In these uses the sound follows the text or presentation (i.e. the visual part of the presentation is primary, the sound is secondary). However, there is a set of applications in which sound occupies the central role. We can call this "hyperspeech," built on the analogous "hypertext." In this case the continous speech stream (or soundtrack) is annotated or punctuated by links to other entities. Perhaps the most common use of hyperspeech is time-aligned text, described (in part) as part of the <timeline> and <when> entities in chapter 11.3.2 of the TEI P3 standard. This standard allows the specification within a text of absolute or relative timepoints, permitting thereby the coindexing of the text with sound.

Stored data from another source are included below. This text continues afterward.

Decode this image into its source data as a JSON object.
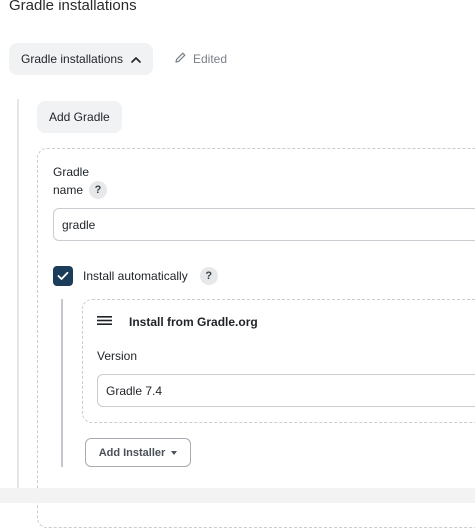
{
  "page": {
    "title": "Gradle installations"
  },
  "section": {
    "toggle_label": "Gradle installations",
    "chevron_icon": "chevron-up-icon",
    "edited_label": "Edited",
    "edited_icon": "pencil-icon"
  },
  "actions": {
    "add_gradle_label": "Add Gradle",
    "add_installer_label": "Add Installer",
    "add_installer_icon": "caret-down-icon"
  },
  "installation": {
    "name_label_line1": "Gradle",
    "name_label_line2": "name",
    "help_glyph": "?",
    "name_value": "gradle",
    "install_auto_label": "Install automatically",
    "install_auto_checked": true
  },
  "installer": {
    "title": "Install from Gradle.org",
    "drag_icon": "drag-handle-icon",
    "version_label": "Version",
    "version_value": "Gradle 7.4"
  },
  "colors": {
    "checkbox_fill": "#1c3d5a",
    "button_bg": "#f1f2f4",
    "muted_text": "#7a7f87"
  }
}
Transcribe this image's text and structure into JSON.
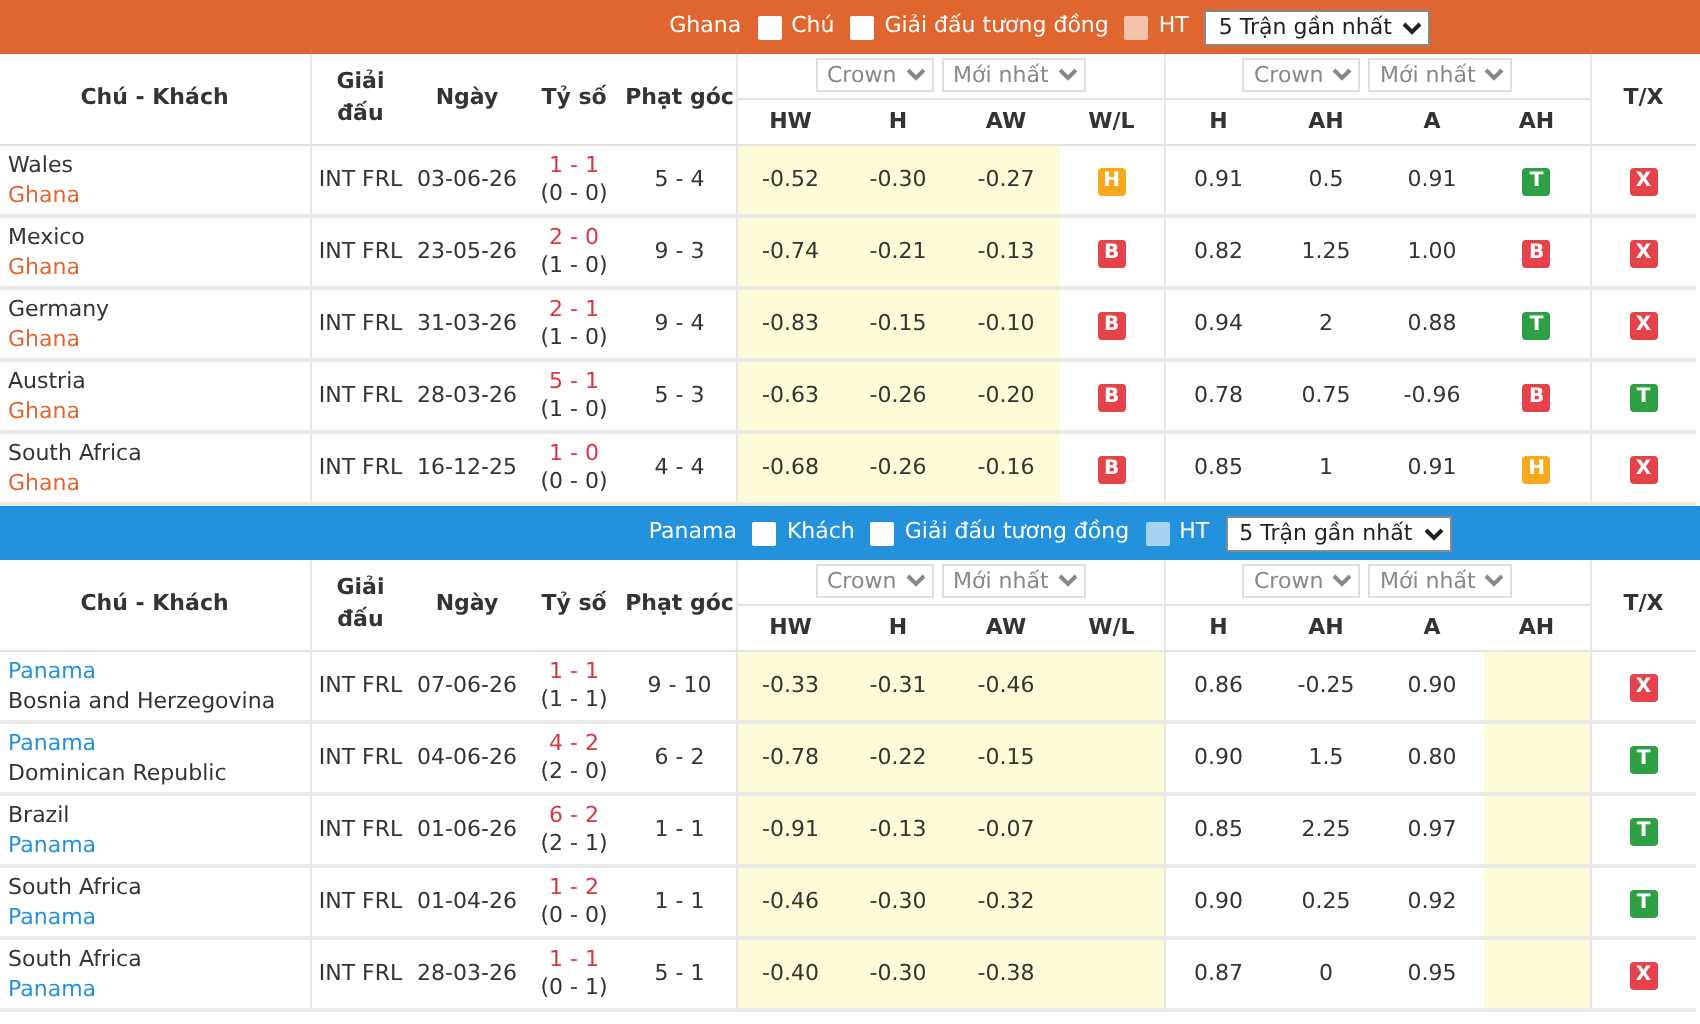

There is little software that supports such an application directly (correct me if I'm wrong!). That is, there is no off-the-shelf software implement the TEI <timeline> standard. Many technical issues surrounding the representation of the sound and the indexing still need to be addressed. In addtion, sounds, like graphics, require high bandwidths to transmit and to manipulate, creating new technical issues for WWW-based applications. (For an interesting approach to solving one dimension of this problem, see http://www.voyagerco.com/cdlink/.).
There are a wide variety of applications for such hyperspeech technology; I
mention below a few that I happen to be aware of.
[I am working in Paris on a project to archive recordings of speech (made by linguists in the course of field work) along with their (synchronized) text transcriptions. Analogue recordings will be digitized and stored (probably on CD) with time-aligned phonetic transcriptions, interlinear glossing, and translations.]